Later on in the day, after the Parade, we went to the Teaneck High School football game.  We always played our arch-rival, Hackensack, on Thanksgiving.
Then, of course, the feast!  Oh the fond memories.
I have so much to be thankful for.

I was blessed with a wonderful mother and father.  I have two great brothers.  I was exposed to the most influential elements of my life at a young age:  my Christian heritage; the Boy Scouts; and music (I played saxophone through my Junior and Senior High School years).  My parents supported me in almost every endeavor I undertook.   I felt loved.

As an adult, I continue to be blessed beyond all expectations.  I am married to a woman who led me to my Life, and who continues to do so every day.  I have been blessed with children and grandchildren who make me proud, and who continue to grow daily.  I am living in the place of my dreams -- in the mountains where nature can talk to me.  I have been blessed with a “calling” -- a “purpose in life” which I have realized few people have.

Don’t get me wrong, life has not been a bed of roses.  I have shared tragedies with my loved ones, suffer physical and emotional pain, and often wonder if I’m on the right track.  But I’ve realized that all these things have also helped me to become “who I need to be.”

Looking back, one of the most memorable Thanksgiving’s was a recent one -- one where all our children, spouses, and grandchildren came to our mountain home.  Yes it was hectic, but as we ate the Thanksgiving Feast that night, each of us expressed what we were most thankful for in the preceding year.  I remember tears -- my own and other’s -- tears of thanksgiving.
Jennie_Augusta_Brownscombe_-_Detail_image_of_The_First_Thanksgiving_-_1914
I hope this conjures up similar feelings in you.  I hope you have much to be thankful for.  I hope you have learned to be thankful even in the bad times.  
I’ll end this post by leaving you with a question to ponder.  I mean it.  Please spend some time dwelling on this question.  I have, and it’s helped me to see Life more clearly:

When you have that feeling of thankfulness that wells up within you, who do you feel like thanking?

1 comment:

Sharon Small said...


Thank you Bob,

I really appreciate your sharing your thankfulness.
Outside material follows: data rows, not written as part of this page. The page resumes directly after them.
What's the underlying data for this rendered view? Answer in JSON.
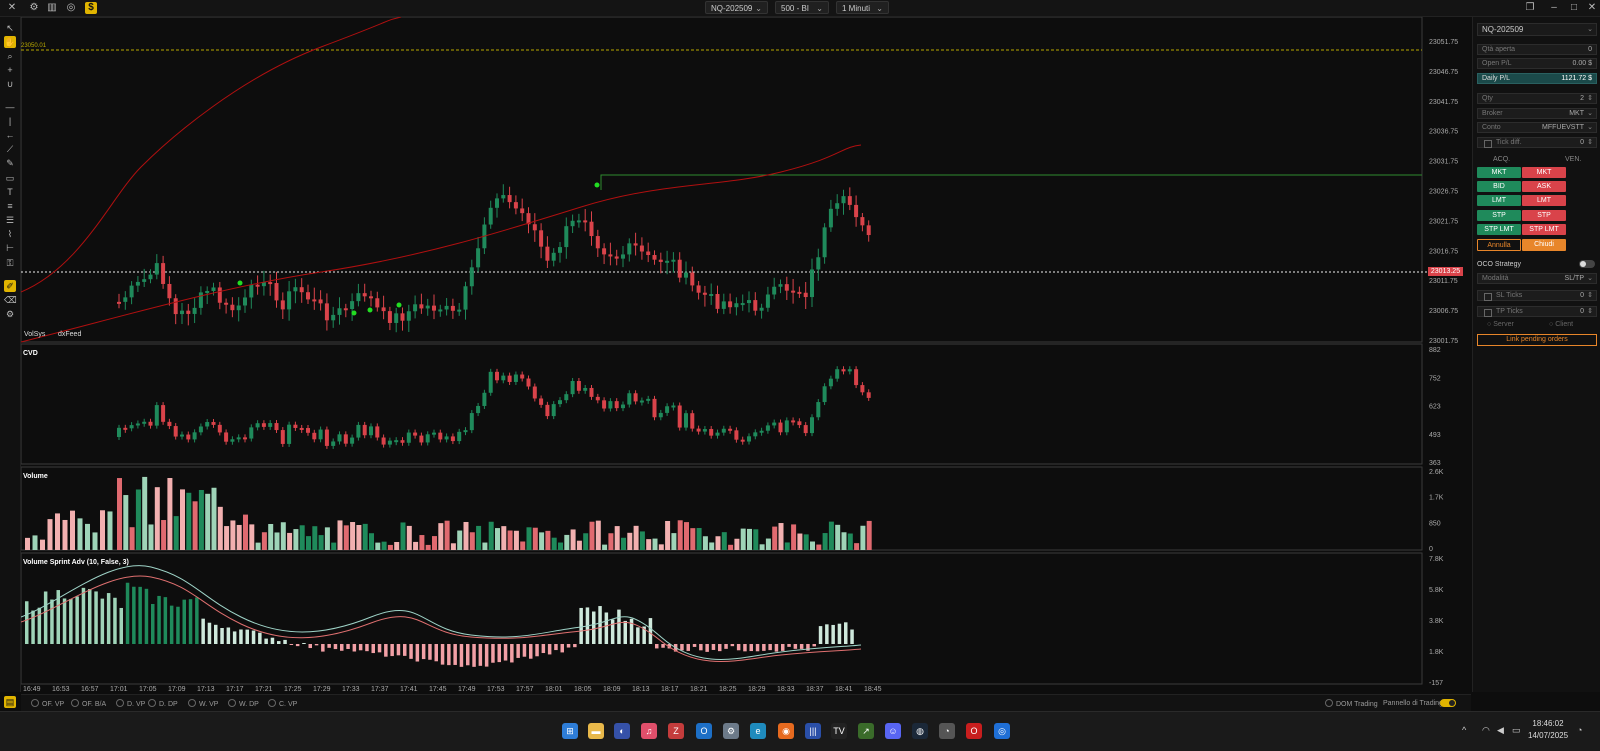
{
  "topbar": {
    "symbol": "NQ-202509",
    "bars_type": "500 - BI",
    "timeframe": "1 Minuti",
    "icons": [
      "close-icon",
      "sliders-icon",
      "bar-chart-icon",
      "target-icon",
      "dollar-icon"
    ],
    "right_icons": [
      "window-restore-icon",
      "minimize-icon",
      "maximize-icon",
      "close-icon"
    ]
  },
  "left_toolbar": {
    "icons": [
      "pointer-icon",
      "hand-icon",
      "zoom-icon",
      "crosshair-icon",
      "magnet-icon",
      "horizontal-line-icon",
      "vertical-line-icon",
      "ray-icon",
      "trend-line-icon",
      "pencil-icon",
      "rectangle-icon",
      "text-icon",
      "fibonacci-icon",
      "list-icon",
      "brush-icon",
      "measure-icon",
      "lock-icon",
      "highlight-icon",
      "eraser-icon",
      "settings-icon"
    ]
  },
  "chart": {
    "price_axis": [
      "23051.75",
      "23046.75",
      "23041.75",
      "23036.75",
      "23031.75",
      "23026.75",
      "23021.75",
      "23016.75",
      "23011.75",
      "23006.75",
      "23001.75"
    ],
    "dashed_level_label": "23050.01",
    "current_price": "23013.25",
    "watermark": [
      "VolSys",
      "dxFeed"
    ],
    "panels": {
      "cvd": {
        "title": "CVD",
        "axis": [
          "882",
          "752",
          "623",
          "493",
          "363"
        ]
      },
      "volume": {
        "title": "Volume",
        "axis": [
          "2.6K",
          "1.7K",
          "850",
          "0"
        ]
      },
      "sprint": {
        "title": "Volume Sprint Adv (10, False, 3)",
        "axis": [
          "7.8K",
          "5.8K",
          "3.8K",
          "1.8K",
          "-157"
        ]
      }
    },
    "time_axis": [
      "16:49",
      "16:53",
      "16:57",
      "17:01",
      "17:05",
      "17:09",
      "17:13",
      "17:17",
      "17:21",
      "17:25",
      "17:29",
      "17:33",
      "17:37",
      "17:41",
      "17:45",
      "17:49",
      "17:53",
      "17:57",
      "18:01",
      "18:05",
      "18:09",
      "18:13",
      "18:17",
      "18:21",
      "18:25",
      "18:29",
      "18:33",
      "18:37",
      "18:41",
      "18:45"
    ],
    "colors": {
      "up": "#1f8a5b",
      "down": "#d9434a",
      "ma": "#b01010",
      "level": "#2e8b2e",
      "dashed": "#b8a800"
    }
  },
  "status": {
    "indicators": [
      "OF. VP",
      "OF. B/A",
      "D. VP",
      "D. DP",
      "W. VP",
      "W. DP",
      "C. VP"
    ],
    "dom_trading": "DOM Trading",
    "trading_panel": "Pannello di Trading"
  },
  "right_panel": {
    "symbol": "NQ-202509",
    "qty_aperta_label": "Qtà aperta",
    "qty_aperta_value": "0",
    "open_pl_label": "Open P/L",
    "open_pl_value": "0.00 $",
    "daily_pl_label": "Daily P/L",
    "daily_pl_value": "1121.72 $",
    "qty_label": "Qty",
    "qty_value": "2",
    "broker_label": "Broker",
    "broker_value": "MKT",
    "conto_label": "Conto",
    "conto_value": "MFFUEVSTT",
    "tick_diff_label": "Tick diff.",
    "tick_diff_value": "0",
    "acq_label": "ACQ.",
    "ven_label": "VEN.",
    "buttons_buy": [
      "MKT",
      "BID",
      "LMT",
      "STP",
      "STP LMT"
    ],
    "buttons_sell": [
      "MKT",
      "ASK",
      "LMT",
      "STP",
      "STP LMT"
    ],
    "annulla": "Annulla",
    "chiudi": "Chiudi",
    "oco_label": "OCO Strategy",
    "modalita_label": "Modalità",
    "modalita_value": "SL/TP",
    "sl_ticks_label": "SL Ticks",
    "sl_ticks_value": "0",
    "tp_ticks_label": "TP Ticks",
    "tp_ticks_value": "0",
    "server_label": "Server",
    "client_label": "Client",
    "link_pending": "Link pending orders"
  },
  "taskbar": {
    "time": "18:46:02",
    "date": "14/07/2025",
    "apps": [
      "windows-start-icon",
      "file-explorer-icon",
      "app-icon",
      "music-icon",
      "zip-icon",
      "outlook-icon",
      "settings-icon",
      "edge-icon",
      "firefox-icon",
      "trading-app-icon",
      "tradingview-icon",
      "chart-app-icon",
      "discord-icon",
      "steam-icon",
      "opera-icon",
      "calendar-icon"
    ]
  }
}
When I have that feeling of thankfulness well up inside of me I feel like thanking not only my parents, but the myriad of people that have come to my aid in large and small ways over the years. The family that picked my up in Colorado when I was 19 and trying to get home to my parents and my car had failed me. They popped me onto the couch with their two kids in the back of their truck, rented a hotel room for me in a decent part of the city and gave me cab fare. This was a family of modest means to say the least and yet they extended themselves to care for my safety. The young man who cared for my dog for several months when I had no place to keep her, I only knew him through a new mutual friend and he even mailed my dog to me once I was settled and could have her in my home again. The woman who sat with my on a park bench when I was sad and simply shared her time with me letting me know another person cared .. so many ways that others have extended themselves when they could have simply walked by and gone on with their lives and yet they took a moment or more on my behalf.